Folha 95 anos: Abordagem sobre feminismo precisa fugir de estereótipos

Um problema oculto nos debates sobre o feminismo é o estereótipo a que são submetidas suas ativistas. 

A avaliação é da escritora Antonia Pellegrino, do blog #AgoraÉQueSãoElas. Ela se refere aos comentários de que a feminista não aceita receber um presente de um homem, por exemplo, porque isso sugeriria que ela pode ser tratada como objeto ou comprada. 

 "Existem vários tipos de feminismo. Usar caricaturas ou clichês para definir o movimento é uma tentativa de diminuir a luta das mulheres contra o poder hegemônico dos homens", disse a roteirista durante debate realizado nesta terça-feira (16), na "TV Folha". 

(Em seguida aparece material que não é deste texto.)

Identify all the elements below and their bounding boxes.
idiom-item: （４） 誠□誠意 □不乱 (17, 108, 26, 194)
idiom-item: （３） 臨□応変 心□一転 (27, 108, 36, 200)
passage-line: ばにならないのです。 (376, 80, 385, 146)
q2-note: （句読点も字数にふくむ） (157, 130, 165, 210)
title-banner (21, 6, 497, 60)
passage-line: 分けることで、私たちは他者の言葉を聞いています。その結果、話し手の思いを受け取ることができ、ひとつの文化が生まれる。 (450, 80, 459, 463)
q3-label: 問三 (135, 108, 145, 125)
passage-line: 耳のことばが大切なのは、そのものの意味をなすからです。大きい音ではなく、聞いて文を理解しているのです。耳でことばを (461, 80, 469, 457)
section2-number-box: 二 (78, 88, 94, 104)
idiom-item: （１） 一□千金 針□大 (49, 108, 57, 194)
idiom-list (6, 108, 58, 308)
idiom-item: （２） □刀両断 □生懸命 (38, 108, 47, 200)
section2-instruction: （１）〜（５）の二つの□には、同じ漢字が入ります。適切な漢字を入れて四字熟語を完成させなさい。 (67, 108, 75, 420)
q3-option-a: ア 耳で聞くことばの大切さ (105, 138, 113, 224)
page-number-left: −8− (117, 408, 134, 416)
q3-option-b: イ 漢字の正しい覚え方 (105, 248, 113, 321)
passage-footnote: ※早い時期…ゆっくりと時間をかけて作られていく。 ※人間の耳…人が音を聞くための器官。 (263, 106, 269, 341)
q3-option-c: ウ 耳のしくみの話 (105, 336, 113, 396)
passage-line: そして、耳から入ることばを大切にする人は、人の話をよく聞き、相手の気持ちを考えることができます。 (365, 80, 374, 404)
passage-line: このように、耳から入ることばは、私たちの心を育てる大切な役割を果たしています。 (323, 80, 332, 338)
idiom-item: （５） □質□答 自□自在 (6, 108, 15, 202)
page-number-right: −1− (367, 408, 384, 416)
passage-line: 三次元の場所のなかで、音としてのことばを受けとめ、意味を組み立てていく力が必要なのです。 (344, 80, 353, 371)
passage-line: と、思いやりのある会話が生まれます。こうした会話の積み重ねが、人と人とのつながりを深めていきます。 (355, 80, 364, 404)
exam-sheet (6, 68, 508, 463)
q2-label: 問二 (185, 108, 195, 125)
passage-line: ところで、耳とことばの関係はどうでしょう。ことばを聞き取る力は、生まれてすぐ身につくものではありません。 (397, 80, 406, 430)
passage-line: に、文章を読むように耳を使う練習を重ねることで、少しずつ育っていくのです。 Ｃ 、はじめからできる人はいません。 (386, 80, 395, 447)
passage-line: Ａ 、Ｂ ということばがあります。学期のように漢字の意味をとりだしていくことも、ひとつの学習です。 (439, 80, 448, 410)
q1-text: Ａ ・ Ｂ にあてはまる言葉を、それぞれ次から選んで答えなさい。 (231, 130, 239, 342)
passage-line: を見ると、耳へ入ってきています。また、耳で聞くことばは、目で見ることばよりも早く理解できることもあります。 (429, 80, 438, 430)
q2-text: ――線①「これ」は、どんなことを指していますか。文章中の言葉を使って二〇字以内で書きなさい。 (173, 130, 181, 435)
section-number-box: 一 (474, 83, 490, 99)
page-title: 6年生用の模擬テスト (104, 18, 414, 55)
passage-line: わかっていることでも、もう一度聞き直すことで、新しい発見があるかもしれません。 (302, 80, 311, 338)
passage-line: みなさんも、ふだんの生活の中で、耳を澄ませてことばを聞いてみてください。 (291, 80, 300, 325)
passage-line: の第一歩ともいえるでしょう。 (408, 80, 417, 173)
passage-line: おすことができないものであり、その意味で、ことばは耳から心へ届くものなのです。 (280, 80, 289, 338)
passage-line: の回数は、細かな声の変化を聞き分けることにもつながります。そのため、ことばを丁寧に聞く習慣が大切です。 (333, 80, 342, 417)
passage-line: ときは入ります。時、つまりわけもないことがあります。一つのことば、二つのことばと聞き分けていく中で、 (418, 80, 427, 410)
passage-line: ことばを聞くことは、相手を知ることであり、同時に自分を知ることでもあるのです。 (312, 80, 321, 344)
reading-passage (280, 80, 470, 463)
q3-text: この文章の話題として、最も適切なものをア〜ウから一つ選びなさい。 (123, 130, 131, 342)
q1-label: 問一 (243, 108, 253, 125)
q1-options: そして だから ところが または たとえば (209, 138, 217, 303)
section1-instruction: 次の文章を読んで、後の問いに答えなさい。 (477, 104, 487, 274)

 Do outro lado da mesa, o colunista Luiz Felipe Pondé, conhecido por criticar a politização do sexo e das relações pessoais, criticou o "movimento paranoico que patrulha até o vocabulário dos homens". 

Segundo o filósofo, a "militância semântica" virou piada.

Pondé destaca, porém, que os homens sempre tiveram medos das mulheres. Para o filósofo, o receio de brochar, de ser alvo de críticas ou até mesmo de ser superado no mercado de trabalho por uma mulher faz com que os homens se tornem cada vez mais desarticulados. 

 Ele diz se basear em sua vivência acadêmica e na percepção de que seus alunos não emitem opiniões com medo de serem taxados de machistas.

Em mesa mediada pela repórter especial Fernanda Mena, Antonia defendeu que os homens devem se aliar ao feminismo e não temê-lo. 

Para ela, "brigas miúdas" compradas pelo movimento já surtiram efeitos na sociedade, mas a grande articulação do feminismo no Brasil é o combate à violência contra a mulher, mais do que a briga por melhores salários e maior representatividade, algo que pode ser debatido mais profundamente depois de superada a questão mais urgente do assédio, do estupro e da morte de mulheres.